1689657One of the great things about fiction is that an author can explore how our future might turn out in a meaningful way. Putting well-realized characters into a possible future is will have more impact than speculative nonfiction. Readers can’t help but identify with the characters on the page (unless the character in question is Holden Caulfield). I know that I can’t help but wonder what I would do if I were in the same situation.

James Howard Kunstler, previous author of nonfiction about a post-scarcity world, tries his hand at fiction with World Made by Hand. We meet our protagonist, a former software company marketing executive turned carpenter, several years after the collapse of the world economy. Unlike other novels about post-scarcity I’ve read, Kunstler lets a good amount of time elapse between a shortage of oil and a full scale collapse. There’s an old saying the civilization is just a couple of good meals away from anarchy. I’ve always wondered how true that is. I supposed I have more faith in Americans than most readers are. In spite of everything, Americans can band together in large emergencies. We’ve done it before. Of course, my level of faith in Americans is inversely proportional to amount of reality television and pop culture I’ve been exposed to.

At any rate, Kunstler’s reimagined and fragmented America would take time to achieve. The economy collapsed without oil, and then the government (except for a rumored president in Minnesota) followed after major acts of terrorism. America reverts to small farming communities and banditry. It’s always interesting to me that in these situations, people seem to revert to the Middle Ages. Some lucky communities have steam power, but that’s about it. In World Made by Hand, one farming community goes so far as to reinstitute feudalism. This regression fascinates me, because it illustrates how far we’ve come with technology and how much we have to relearn in order to survive without it. As I read books like this, I start to think about what I might do, how I might grow my own food, how I might defend myself without society’s protection, how I might cope with the loss of the technology that props up how I live.

World Made by Hand meanders through several months in Robert’s life. He, and a few dozen other survivors, have set up shop in rural New York, well away from the turmoil of the cities. After a strongly religious group arrives and starts to settles, Robert finds that what he thought was the status quo was really just stagnation. A murder by a bunch of local rowdies ultimately leads to Robert taking over as mayor and forcing the rest of Union Grove to do more than just subsistence farming. They do so well that I worried for their safety, considering how violent their neighbors can be. I found it strange that Robert and his people seem to take no steps to create a militia, or any other steps to defend themselves. It was a curious gap in the logic of the book. If things are as bad as Kunstler would have us believe, Union Grove should have been terrified of the outside world.

In one of the more interesting episodes, Robert leads (accompanies might be more accurate) a group of the religious types to Albany on a rescue mission.

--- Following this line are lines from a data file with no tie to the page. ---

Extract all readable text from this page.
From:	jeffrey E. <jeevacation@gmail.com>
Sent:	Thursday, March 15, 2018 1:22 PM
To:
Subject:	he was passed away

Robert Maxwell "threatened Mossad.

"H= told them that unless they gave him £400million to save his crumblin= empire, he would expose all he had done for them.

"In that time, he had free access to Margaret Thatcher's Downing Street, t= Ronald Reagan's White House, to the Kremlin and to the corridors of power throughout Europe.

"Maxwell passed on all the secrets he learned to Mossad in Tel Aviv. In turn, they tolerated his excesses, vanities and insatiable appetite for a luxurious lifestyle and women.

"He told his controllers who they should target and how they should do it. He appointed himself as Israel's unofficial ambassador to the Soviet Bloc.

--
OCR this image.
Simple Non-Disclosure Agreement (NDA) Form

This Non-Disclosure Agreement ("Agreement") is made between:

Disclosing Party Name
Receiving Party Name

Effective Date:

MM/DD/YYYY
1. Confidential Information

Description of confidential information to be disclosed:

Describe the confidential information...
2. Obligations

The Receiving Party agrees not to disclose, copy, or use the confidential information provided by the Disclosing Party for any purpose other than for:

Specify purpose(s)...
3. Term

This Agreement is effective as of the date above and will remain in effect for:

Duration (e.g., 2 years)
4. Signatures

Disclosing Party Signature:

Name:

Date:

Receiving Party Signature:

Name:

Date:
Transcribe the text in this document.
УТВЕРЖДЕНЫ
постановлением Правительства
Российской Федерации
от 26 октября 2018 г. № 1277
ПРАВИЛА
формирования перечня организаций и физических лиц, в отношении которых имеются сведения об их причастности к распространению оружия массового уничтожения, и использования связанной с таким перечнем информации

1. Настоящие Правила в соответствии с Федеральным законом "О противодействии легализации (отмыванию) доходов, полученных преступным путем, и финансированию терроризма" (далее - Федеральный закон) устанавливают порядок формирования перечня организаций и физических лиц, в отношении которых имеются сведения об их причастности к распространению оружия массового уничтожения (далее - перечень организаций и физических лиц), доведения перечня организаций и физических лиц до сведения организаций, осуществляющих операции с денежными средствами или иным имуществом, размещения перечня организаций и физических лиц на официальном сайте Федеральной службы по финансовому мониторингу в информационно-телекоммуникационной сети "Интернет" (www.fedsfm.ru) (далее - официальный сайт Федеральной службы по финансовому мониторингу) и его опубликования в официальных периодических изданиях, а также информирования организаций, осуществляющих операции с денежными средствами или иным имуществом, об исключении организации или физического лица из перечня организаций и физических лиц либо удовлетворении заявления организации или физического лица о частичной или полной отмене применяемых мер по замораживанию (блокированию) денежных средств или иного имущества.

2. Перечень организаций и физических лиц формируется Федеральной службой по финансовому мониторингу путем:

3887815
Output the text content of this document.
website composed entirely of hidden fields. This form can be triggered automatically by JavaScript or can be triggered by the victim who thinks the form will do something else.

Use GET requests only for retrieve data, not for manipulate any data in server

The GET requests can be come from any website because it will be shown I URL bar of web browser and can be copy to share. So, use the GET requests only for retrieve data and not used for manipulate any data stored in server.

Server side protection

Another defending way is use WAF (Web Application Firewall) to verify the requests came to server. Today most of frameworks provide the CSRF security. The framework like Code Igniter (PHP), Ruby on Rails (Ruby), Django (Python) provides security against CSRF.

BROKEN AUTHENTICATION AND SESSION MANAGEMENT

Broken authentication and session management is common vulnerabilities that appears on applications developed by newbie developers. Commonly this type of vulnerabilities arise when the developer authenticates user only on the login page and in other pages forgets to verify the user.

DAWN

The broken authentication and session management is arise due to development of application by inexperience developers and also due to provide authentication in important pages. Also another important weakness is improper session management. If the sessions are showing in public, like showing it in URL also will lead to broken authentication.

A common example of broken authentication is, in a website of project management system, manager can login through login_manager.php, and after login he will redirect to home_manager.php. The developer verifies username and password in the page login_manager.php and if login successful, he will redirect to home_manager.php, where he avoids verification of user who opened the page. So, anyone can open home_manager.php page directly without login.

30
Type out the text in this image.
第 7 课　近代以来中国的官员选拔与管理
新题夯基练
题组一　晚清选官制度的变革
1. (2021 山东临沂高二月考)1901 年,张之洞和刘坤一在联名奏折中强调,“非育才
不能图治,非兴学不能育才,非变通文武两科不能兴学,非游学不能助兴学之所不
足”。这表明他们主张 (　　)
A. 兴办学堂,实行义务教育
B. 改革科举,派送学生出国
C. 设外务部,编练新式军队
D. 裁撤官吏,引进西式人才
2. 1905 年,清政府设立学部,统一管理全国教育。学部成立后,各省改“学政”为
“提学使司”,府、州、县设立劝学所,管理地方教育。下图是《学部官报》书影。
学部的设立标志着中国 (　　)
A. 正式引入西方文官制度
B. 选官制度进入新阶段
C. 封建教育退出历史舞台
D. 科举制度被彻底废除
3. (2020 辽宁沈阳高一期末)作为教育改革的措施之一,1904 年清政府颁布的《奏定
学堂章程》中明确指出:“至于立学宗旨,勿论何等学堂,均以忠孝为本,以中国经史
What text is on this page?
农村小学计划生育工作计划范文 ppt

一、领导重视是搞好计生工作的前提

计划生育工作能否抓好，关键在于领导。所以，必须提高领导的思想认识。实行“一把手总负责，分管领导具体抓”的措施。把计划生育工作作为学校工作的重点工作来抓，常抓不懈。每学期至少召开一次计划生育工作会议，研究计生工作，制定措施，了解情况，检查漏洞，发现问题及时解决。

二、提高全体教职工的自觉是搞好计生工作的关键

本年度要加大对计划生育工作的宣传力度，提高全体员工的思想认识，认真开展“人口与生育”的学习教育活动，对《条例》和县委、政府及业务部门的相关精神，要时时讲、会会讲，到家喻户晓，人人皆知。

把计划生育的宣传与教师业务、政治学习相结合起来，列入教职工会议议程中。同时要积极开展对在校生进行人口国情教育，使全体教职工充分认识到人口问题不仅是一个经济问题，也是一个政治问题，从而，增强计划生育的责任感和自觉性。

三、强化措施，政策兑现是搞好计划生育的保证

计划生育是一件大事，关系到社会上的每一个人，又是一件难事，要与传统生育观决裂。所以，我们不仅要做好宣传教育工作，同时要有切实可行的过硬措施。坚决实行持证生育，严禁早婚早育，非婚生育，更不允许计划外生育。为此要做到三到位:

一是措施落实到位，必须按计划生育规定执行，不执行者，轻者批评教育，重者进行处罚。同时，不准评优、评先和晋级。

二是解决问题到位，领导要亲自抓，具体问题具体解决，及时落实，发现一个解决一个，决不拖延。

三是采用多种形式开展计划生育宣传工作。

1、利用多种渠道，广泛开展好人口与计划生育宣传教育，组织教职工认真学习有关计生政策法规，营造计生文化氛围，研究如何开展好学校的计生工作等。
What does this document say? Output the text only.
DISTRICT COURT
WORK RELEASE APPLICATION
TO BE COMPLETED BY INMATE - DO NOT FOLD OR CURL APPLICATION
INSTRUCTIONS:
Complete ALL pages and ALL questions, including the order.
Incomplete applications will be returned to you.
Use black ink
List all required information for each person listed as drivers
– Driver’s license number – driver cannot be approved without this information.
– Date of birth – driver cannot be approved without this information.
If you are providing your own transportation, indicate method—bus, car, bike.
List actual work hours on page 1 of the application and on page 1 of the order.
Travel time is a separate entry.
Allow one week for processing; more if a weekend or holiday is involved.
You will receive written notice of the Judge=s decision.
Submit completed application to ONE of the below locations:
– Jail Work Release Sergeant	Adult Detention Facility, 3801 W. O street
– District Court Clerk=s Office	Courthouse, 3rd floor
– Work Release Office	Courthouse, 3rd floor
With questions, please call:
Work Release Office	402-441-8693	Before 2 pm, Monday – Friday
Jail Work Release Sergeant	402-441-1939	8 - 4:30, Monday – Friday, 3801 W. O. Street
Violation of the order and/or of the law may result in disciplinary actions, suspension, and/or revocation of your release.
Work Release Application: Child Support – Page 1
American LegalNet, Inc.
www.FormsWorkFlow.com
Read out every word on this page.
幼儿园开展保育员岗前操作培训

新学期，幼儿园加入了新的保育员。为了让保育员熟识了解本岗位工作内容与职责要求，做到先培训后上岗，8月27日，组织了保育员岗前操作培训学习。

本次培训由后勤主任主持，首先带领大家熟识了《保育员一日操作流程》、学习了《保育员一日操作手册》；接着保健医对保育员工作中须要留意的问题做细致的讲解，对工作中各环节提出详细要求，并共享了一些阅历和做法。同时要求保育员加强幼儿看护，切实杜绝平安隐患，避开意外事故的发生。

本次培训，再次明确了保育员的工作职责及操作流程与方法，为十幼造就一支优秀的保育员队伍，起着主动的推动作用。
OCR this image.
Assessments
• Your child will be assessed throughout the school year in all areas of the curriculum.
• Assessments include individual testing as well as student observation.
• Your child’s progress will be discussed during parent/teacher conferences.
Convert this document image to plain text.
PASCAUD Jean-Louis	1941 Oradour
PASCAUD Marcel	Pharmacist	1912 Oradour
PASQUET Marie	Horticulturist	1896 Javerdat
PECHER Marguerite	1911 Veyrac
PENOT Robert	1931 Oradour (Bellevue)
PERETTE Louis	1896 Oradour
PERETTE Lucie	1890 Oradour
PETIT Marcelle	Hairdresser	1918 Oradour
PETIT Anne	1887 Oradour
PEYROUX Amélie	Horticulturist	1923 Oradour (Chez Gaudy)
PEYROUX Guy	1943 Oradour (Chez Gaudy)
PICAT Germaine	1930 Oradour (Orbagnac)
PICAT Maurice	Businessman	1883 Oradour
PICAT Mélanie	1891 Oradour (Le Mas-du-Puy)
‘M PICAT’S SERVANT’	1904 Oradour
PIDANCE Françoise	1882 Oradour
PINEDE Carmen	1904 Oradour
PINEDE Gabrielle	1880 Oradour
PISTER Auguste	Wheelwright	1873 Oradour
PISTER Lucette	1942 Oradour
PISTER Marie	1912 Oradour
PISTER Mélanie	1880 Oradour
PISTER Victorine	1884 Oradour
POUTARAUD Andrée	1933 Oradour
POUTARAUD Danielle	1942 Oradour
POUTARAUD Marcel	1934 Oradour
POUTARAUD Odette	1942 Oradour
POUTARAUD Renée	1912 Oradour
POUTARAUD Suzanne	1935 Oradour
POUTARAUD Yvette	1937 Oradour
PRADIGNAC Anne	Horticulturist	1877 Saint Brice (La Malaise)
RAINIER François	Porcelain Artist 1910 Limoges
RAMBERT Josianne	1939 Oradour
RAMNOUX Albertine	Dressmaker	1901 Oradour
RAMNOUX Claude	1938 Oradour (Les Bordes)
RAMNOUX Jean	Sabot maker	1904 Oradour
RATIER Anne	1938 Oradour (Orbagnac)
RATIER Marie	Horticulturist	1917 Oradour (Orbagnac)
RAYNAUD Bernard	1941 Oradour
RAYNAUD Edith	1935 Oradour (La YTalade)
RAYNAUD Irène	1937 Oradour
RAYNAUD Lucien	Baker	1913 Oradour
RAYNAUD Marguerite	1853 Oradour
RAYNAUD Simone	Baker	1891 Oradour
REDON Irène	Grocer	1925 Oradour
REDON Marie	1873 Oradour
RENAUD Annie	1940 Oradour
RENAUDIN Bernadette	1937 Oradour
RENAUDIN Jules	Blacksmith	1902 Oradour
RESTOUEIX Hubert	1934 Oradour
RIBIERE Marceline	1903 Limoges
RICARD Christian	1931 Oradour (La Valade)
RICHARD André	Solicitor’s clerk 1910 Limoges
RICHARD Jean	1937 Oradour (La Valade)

We rapidly learn that few people have been as fortunate as the Union Grove community. Most of the people they encounter are starving, or close to it. And when they get to Albany, they find a nearly lawless town reminiscent of the Wild West. Extorting food and money from travelers keeps them afloat. Again, this made me curious about how Union Grove has managed to maintain a Mayberry-level of safety all these years.

World Made by Hand is an idea book. Its purpose is to make its readers think about what might happen when the oil runs out. But I appreciated its attempts at subtlety. Kunstler doesn’t hit his audience over the head with morals and warnings. He lets the story unfold without scolding about consumerism and anti-environmentalism. There are a few characters who are obviously meant to serve as lessons rather than just be characters, but even these are believable. As I read, I enjoyed the book more and more. Now that I’m done, I want to get my hands on the sequel.